I’m in a funk with writing. I’m uninspired by “unfinished amends” and “unmanagability,” though Carole said she would write a guest post about unmanagability. We’ll see. I know that the unmanagability of sobriety is nothing, nothing compared to the unmagaability of drinking. My life was unmanagable then to the point that it was in serious jeopardy, caused by me. I have not done that to myself in sobriety. I don’t know about unfinished amends. I suppose I will never have apologized for all I should apologize for, and I never will have changed everything I should change.
Our weather is finally a big cooler. It’s really very nice. Warm enough to have the windows open and not too hot. I’m looking forward to the rhythm of the fall and “settling in” with the growing kittens. My daughter starts the second year of her master’s, having made it through the first. I worry about her cat, her car, and her snow, but I try not to worry too much. It also stresses me to think of leaving the animals to go visit her, and of her bringing her animals to come visit us. This is something I actively work on getting over, though, because I want the animals, and I want the visits, and I’m not being unreasonable with any of the people or animals. I’m blessed, really blessed, to have pet sitters who are wonderful, and who I can pay.

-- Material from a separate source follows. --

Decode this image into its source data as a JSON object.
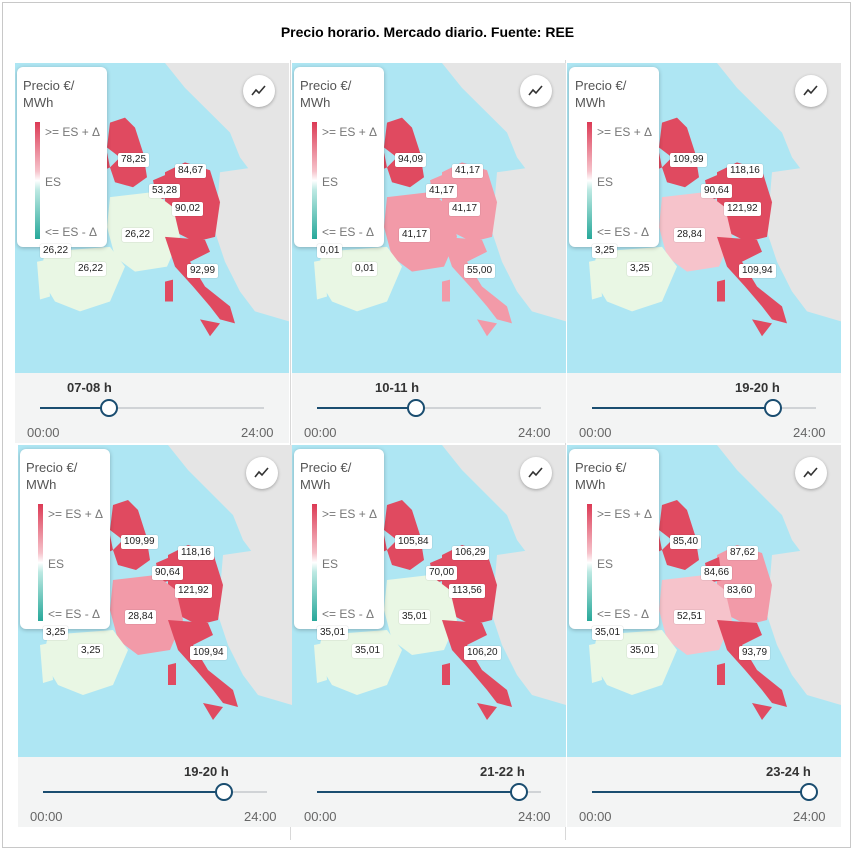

My son moved out of what used to be his student housing into a place closer to his work. He has two tiny adorable foster kittens and it just amuses me so much that he’s doing this, allergies be damned. It is so much better for those babies to be in a house than in the shelter, plus he takes on the expense of feeding and littering them and the shelter can take in more.
And across the street, Phyllis’ family is having a yard sale, selling some of her things (among others).
I think that in order to get over the writing funk, I’m going to have to “just do it.”